A Russian military contingent that arrived in Venezuela over the weekend, drawing US condemnation, is believed by the US government to be made up of special forces including “cybersecurity personnel”, a US official said.The official, speaking on condition of anonymity, said the United States was still assessing the Russian deployment, which Washington has called a “reckless escalation” of the situation in Venezuela.

Two Russian air force planes landed outside Caracas on Saturday carrying nearly 100 Russian troops, according to local media reports, two months after the administration of US President Donald Trump disavowed Venezuelan President Nicolas Maduro.Venezuela’s government has confirmed two planes landed from Russia at the weekend and were authorised by Maduro but has given no more details.

Flight tracking websites said the planes, an Ilyushin IL-62 passenger jet and an Antonov AN-124 military cargo plane, had taken off from Russian military airports.One of them had flown from Moscow via Syria, where Russia supports President Bashar al-Assad.

The Trump administration has recognised opposition leader Juan Guaido as the country’s legitimate president and demands that Maduro step down.

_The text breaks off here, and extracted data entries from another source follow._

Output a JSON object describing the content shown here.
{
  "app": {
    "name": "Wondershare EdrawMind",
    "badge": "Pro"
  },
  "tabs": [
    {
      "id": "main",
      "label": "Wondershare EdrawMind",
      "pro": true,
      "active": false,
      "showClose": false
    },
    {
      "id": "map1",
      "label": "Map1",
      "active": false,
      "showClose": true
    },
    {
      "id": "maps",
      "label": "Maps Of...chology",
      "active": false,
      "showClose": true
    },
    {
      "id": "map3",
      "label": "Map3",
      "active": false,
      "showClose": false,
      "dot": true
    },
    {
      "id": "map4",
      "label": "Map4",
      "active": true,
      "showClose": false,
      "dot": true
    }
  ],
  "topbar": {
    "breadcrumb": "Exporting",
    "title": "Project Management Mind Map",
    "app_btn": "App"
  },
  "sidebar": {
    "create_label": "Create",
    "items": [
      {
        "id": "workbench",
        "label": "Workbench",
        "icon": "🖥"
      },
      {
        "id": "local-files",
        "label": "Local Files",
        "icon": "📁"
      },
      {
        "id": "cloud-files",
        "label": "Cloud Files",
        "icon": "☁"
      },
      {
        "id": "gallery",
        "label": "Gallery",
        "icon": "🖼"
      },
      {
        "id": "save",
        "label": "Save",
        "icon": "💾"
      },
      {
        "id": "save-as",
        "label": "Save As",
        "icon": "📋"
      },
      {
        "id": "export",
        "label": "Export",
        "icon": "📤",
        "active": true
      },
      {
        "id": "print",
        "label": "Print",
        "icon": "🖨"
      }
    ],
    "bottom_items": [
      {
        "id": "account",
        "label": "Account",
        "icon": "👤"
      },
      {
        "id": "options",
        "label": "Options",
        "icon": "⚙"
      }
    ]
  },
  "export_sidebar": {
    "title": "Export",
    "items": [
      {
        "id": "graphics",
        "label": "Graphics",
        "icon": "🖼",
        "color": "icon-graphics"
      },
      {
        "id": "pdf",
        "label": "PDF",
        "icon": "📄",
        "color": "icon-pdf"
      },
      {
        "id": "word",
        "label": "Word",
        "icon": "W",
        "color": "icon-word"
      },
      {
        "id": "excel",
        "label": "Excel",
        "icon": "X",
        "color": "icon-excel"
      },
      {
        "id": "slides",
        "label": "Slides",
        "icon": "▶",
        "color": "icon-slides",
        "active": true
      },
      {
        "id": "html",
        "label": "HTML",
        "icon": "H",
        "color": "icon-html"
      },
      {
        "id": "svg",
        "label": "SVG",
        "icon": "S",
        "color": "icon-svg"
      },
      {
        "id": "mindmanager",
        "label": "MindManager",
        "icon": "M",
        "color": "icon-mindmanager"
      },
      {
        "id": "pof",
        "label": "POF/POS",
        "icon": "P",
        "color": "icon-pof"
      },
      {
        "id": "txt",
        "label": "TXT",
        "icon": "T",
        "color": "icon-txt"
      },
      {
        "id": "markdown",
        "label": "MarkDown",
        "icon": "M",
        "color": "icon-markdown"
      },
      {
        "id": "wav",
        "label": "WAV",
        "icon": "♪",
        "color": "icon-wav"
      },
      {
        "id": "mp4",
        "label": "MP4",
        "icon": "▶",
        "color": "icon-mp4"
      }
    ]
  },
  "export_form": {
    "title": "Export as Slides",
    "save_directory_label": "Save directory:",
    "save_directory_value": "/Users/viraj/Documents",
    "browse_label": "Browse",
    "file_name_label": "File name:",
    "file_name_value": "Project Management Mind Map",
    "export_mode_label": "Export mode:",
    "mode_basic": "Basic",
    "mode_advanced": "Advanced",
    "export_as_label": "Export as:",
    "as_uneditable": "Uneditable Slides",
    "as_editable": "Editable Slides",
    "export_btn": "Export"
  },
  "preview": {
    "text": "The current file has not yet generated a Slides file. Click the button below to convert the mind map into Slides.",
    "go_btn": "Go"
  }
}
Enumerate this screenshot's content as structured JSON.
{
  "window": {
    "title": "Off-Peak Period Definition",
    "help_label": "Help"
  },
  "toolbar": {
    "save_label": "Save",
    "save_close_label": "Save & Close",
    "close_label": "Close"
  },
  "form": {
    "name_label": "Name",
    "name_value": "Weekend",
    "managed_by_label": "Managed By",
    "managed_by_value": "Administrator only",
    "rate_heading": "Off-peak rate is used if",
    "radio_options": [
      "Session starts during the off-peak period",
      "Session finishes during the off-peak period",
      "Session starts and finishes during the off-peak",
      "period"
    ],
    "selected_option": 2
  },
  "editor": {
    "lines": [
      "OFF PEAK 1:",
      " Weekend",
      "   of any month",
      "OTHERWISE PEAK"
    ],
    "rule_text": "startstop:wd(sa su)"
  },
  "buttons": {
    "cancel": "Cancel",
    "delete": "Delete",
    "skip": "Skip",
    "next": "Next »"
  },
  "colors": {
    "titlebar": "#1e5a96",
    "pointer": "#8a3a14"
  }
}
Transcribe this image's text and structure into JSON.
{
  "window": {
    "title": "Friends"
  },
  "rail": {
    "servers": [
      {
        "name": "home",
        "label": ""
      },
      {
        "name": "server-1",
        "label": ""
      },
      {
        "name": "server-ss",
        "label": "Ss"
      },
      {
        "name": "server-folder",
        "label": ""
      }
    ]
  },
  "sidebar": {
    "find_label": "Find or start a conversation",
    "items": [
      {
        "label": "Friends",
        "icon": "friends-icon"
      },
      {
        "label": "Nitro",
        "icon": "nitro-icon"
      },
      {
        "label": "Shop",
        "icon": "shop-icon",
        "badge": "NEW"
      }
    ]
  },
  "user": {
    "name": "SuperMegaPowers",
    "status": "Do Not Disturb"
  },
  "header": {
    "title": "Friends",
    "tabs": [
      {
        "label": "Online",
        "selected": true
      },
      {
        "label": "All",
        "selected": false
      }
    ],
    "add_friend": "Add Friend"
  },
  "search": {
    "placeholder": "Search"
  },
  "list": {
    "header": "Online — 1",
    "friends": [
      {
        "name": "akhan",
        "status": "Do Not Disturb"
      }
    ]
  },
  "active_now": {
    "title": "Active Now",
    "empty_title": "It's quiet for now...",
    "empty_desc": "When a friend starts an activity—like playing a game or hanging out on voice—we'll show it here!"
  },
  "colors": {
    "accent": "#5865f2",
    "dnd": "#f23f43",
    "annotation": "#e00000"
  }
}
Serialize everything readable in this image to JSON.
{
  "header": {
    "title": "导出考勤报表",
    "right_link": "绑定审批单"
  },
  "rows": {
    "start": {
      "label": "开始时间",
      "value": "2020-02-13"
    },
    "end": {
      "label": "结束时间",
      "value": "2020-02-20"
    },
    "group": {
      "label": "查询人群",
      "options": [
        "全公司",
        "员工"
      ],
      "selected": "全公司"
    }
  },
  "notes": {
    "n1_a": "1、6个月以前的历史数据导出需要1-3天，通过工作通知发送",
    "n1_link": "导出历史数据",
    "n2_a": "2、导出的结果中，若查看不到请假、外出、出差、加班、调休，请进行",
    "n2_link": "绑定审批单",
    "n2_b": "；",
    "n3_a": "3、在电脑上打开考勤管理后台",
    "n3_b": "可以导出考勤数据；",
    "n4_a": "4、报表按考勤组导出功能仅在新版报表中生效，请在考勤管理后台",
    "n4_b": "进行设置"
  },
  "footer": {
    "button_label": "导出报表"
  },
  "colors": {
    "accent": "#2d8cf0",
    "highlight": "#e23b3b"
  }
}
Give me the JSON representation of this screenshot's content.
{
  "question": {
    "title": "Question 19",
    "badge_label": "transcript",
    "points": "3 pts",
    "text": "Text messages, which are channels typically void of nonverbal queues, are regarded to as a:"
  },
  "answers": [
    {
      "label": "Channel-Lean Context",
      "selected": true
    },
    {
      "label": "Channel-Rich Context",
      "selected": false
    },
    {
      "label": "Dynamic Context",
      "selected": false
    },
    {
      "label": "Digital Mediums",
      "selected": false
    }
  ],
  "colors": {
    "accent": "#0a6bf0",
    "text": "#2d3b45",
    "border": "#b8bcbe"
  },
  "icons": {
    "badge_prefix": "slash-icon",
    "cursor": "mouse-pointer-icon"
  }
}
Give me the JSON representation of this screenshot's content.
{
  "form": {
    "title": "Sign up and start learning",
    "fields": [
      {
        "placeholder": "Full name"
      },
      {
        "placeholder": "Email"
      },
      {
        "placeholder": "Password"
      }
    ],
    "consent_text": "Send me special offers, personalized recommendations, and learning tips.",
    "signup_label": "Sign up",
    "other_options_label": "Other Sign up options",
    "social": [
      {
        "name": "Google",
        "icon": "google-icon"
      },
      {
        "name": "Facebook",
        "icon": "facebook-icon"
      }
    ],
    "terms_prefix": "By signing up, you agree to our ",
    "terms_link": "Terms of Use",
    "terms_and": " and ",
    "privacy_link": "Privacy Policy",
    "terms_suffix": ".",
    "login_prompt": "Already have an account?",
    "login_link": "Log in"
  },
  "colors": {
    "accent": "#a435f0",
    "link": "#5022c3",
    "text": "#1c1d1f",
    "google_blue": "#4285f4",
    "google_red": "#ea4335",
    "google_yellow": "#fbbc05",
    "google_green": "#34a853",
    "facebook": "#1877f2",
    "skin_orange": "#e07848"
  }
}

Russia has described this as a US-backed coup against the socialist government.The US determination that the Russian contingent includes cybersecurity specialists suggests that part of their mission could be helping Maduro’s loyalists with surveillance as well as protection of the government’s cyber infrastructure.Russia’s main objective in providing the military help, including cyber experts, would likely be to help shield Maduro from “regime change” and ensure a foothold for Moscow in Latin America, according to a source familiar with US government assessments of Venezuela.

Russia also has major energy investments in OPEC member Venezuela. In December, Russia sent two nuclear-capable long range bombers to Venezuela for several days to participate in what it said were joint exercises. Russia’s foreign ministry said on Tuesday that the presence of “Russian specialists” in Venezuela was governed by a military-technical cooperation agreement between the two countries.It did not provide further details.

However, Sputnik, a Russian state news outlet, cited unnamed embassy officials in Caracas to report that troops and 35 tonnes of cargo under the command of General Vasily Tonkoshkurov arrived to “exchange consultations”.